(この記事は2015年10月30日付毎日新聞夕刊映画欄において掲載されたものです)
【シネマの週末・データで読解:週末興行成績(24、25日)】毎日新聞 2015年10月30日
1. (ー) ギャラクシー街道(1週目)
2. (1) 図書館戦争 THE LAST MISSION(3週目)
3. (2) マイ・インターン(3週目)
4. (3) バクマン。(4週目)
5. (ー) メイズ・ランナー2:砂漠の迷宮(1週目)
6. (ー) トランスポーターイグニション(1週目)
7. (4) ヒロイン失格(6週目)
8. (6) UFO学園の秘密(3週目)
9. (8) 心が叫びたがってるんだ。(6週目)
10.(5) ジョン・ウィック(2週目)
※()の数字は前週順位。興行通信社調べ
三谷作品の離れ業
三谷幸喜監督の「ギャラクシー街道」が初登場1位を獲得した。三谷監督の7作目で、土日2日間で興行収入2.7億円。前作「清須会議」(2013年、公開最初の土日2日間興収4.8億円、最終興収29.6億円)、その前の「ステキな金縛り」(11年、同5億円、同42.8億円)と比べて低めのスタートとなった。またネット上のレビュー投稿を見ても、鑑賞者の評価も厳しめだ。

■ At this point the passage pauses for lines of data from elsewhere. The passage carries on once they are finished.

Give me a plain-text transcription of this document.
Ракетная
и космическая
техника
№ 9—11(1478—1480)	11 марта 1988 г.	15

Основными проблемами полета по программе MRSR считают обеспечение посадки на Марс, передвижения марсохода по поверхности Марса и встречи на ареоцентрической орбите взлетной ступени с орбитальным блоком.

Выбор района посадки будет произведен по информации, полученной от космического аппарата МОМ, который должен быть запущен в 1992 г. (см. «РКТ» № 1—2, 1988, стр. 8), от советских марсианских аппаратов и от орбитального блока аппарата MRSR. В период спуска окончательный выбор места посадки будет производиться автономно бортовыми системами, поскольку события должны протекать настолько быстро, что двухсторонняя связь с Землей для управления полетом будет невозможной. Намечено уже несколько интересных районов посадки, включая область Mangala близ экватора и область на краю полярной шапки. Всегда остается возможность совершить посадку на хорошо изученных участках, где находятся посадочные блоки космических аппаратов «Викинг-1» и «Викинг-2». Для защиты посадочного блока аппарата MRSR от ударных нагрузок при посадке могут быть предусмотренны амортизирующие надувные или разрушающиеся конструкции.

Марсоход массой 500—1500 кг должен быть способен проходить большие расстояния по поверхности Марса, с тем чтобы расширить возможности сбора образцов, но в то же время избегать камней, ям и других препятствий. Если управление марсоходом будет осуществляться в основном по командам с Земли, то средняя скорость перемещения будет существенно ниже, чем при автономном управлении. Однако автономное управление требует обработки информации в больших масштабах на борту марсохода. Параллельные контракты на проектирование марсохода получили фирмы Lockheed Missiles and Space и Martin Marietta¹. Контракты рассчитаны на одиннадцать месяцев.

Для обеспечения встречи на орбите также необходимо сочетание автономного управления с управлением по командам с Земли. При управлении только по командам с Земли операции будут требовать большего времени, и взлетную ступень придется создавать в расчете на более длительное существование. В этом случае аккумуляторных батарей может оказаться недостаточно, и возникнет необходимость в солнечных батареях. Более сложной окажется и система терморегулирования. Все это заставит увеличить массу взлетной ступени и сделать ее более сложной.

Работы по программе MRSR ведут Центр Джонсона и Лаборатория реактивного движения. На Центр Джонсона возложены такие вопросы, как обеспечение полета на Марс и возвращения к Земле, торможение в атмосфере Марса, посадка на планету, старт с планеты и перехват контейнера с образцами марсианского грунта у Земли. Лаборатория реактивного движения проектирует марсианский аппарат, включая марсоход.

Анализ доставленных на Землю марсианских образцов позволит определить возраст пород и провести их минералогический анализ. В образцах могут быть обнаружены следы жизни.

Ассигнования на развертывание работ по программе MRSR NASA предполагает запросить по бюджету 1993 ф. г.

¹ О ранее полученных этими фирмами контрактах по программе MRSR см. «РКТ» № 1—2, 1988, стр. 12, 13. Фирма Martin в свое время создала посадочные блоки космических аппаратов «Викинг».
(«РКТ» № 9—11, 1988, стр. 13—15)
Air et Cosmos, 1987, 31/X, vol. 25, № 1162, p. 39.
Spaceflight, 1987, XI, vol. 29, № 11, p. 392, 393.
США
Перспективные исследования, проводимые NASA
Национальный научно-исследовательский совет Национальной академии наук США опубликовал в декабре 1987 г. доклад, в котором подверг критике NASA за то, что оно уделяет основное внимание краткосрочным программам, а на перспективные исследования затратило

とはいえ、オリジナル作品でこれほどの動員ができる実写監督は他にいない。データからは、毎回異なる客層に訴求し、監督のファンに加えて、常に違う客層も開拓していることがうかがえる。
(C)2015フジテレビ 東宝
鑑賞者の属性という観点で近年の三谷作品同士を比較すると、時代劇だった「清須会議」は男性の鑑賞意欲が相対的に高めで、鑑賞者は50代以上の男女が中心だった。対して「ステキな金縛り」と「ギャラクシー街道」は、女性の意欲が相対的に高め。性年代別に見ると「ステキ」は女性20〜50代がほぼ均等であるが、「ギャラクシー街道」は女性20〜30代が他の年代よりも大きな割合を占めている。
三谷作品は人気原作の映画化ではなく、毎回オリジナルである。漫画や小説、ドラマなどタイトルや内容がある程度知られている原作ものと違い、オリジナルはゼロからの出発だ。それで毎回数百万人規模の動員を達成するのは離れ業といっていい。日本の娯楽映画では、やはり最高峰の一人だろう。